Switching back to offense for the men in the trenches.

NCAA Football: College Football Playoff National Championship-Clemson vs Alabama Mark J. Rebilas-USA TODAY Sports

My summer series continues after a couple of difficult installments where the talent pool was deep and pretty renown to pick from. Clemson’s offensive line tradition has not quite been on the same level as some of these other spots over the course of its history, but it should also be said that these players often grind away in relative anonymity and usually only get really noticed if things are REALLY good, or things are bad by any measure. The program has had some great ones and it still isn’t the easiest thing to decide which four should be on the statue, but I did have a little easier time deciding in this case.

  1. Mitch Hyatt (2015-2018). Hyatt is an absolute no brainer in my view. The guy started from day one and his teams won four ACC titles, three semifinal playoff games, and two national championships. He is right up there with Deshaun Watson as one of the most pivotal signees of Dabo Swinney’s career to that point. Hyatt was about as rock solid as you could ever hope your LT to be, and while he hasn’t been able to parlay that into a significant NFL career, he is an all time Clemson and college football great.
  2. John Phillips (1984-1987). Phillips, like Hyatt, didn’t have much of an NFL career to speak of but was the best guard in Clemson history in my eyes. My formative years were spent watching him maul people for Clemson’s 2 back power running game. He was a major factor in the Tigers returning from probation to reclaim the ACC throne, a two time All American and two time Jacobs Blocking Trophy winner.
  3. Joe Bostic (1975-1978). I had to have a Bostic brother on the mountain, if not both, and I had to go do a deep dive into their college days to figure which would get the nod if I just picked one. While Jeff had the more prominent NFL career, at least in terms of being on the iconic Washington Redskins “Hogs” OL, I believe Joe had a slightly better college run with accolades similar to those John Phillips received. Joe Bostic still had a 10 year NFL career of his own and was a major reason the Tigers emerged from an abyss in the late 1970s to become a prominent program once again.

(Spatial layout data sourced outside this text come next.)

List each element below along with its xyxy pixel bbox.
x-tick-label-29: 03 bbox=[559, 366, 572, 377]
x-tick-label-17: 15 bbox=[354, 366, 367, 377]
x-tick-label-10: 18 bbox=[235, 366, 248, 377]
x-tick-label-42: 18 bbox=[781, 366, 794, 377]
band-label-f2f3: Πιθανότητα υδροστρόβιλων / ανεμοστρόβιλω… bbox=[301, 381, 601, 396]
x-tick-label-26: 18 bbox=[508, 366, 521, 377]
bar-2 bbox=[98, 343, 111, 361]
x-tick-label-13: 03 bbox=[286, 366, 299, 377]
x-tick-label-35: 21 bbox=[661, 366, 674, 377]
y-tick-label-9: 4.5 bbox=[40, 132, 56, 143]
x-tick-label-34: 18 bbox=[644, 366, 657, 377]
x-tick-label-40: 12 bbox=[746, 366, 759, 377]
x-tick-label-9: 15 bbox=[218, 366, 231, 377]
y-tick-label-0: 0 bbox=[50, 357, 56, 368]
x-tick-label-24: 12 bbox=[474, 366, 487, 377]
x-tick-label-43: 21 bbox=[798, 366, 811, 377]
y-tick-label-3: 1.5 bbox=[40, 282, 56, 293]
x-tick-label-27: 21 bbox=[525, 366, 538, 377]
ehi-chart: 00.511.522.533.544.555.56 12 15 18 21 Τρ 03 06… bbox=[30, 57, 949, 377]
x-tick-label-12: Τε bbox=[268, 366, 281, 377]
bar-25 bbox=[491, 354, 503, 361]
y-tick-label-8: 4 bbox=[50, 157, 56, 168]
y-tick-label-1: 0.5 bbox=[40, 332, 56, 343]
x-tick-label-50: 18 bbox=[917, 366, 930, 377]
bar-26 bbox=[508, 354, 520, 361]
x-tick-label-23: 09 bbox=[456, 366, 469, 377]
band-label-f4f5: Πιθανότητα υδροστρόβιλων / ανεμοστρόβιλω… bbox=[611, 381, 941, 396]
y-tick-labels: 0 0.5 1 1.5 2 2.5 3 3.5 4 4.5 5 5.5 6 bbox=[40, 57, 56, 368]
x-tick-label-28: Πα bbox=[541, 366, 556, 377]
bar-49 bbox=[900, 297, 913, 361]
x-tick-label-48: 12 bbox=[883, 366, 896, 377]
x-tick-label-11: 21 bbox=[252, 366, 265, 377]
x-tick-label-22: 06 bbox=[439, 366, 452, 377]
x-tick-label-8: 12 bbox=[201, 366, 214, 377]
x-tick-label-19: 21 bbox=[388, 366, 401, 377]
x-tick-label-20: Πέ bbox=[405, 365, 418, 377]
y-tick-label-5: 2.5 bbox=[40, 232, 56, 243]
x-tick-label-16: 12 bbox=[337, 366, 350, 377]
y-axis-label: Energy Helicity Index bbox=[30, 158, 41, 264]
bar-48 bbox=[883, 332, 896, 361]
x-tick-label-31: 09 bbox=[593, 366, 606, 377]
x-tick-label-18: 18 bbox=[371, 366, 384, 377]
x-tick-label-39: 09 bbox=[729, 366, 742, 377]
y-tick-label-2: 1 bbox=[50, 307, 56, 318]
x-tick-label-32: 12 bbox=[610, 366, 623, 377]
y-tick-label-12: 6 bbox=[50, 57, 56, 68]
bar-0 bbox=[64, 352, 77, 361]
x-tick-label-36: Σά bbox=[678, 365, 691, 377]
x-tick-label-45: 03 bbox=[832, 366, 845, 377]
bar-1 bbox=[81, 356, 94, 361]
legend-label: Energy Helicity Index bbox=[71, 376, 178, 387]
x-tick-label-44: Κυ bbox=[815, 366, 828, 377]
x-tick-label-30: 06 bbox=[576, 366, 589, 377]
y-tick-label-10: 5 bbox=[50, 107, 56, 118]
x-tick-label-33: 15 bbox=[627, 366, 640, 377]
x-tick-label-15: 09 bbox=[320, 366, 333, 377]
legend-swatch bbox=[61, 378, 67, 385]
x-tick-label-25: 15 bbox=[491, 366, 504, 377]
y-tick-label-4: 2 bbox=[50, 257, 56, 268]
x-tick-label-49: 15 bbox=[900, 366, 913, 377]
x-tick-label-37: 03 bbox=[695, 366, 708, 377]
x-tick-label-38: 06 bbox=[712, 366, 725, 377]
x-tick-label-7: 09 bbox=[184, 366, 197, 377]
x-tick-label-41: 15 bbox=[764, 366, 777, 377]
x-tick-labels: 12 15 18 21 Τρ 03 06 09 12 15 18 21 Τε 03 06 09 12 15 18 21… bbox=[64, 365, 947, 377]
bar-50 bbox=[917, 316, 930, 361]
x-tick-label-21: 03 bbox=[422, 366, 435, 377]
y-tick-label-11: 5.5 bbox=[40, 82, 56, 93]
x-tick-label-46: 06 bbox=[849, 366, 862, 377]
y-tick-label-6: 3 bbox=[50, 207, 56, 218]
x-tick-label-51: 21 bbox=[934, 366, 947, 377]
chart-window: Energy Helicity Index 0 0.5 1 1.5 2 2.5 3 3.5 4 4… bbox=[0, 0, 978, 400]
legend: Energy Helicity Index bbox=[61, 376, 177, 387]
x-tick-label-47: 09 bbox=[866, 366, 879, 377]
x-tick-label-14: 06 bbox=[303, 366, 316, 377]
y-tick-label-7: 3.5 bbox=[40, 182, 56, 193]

This last selection took more time and thinking than I originally thought it might. I had several guys on my radar for this. Jeff Bostic (as mentioned above), Kyle Young, Jim Bundren, Barry Richardson, Tyler Shatley, Roman Fry, Dustin Fry, John Simpson, Tremayne Anchrum, Landon Walker, Holland Postell, Jackson Carman, Chris Hairston, Brandon Thomas, Dalton Freeman, and Thomas Austin to name more than a few that crossed my mind. It was very hard to pick one from that group of guys for sure. Ultimately I decided to go with:

4. Barry Richardson (2004-2007). I’m a Wando guy, so I am going with a Wando guy for the fourth spot. Richardson was the type of prospect the Tigers simply were not getting on the OL at that time, but he decided to graduate high school early and the Tigers were able to get him before he really would have blown up on the national scene. Richardson was a massive LT who, like Mitch Hyatt, would claim a starting role almost immediately and hold it the rest of his college career. Richardson was part of one of the best offensive lines in Clemson history in 2006 and was a pivotal recruit at a position where the Tigers needed to be able to upgrade to take the next step.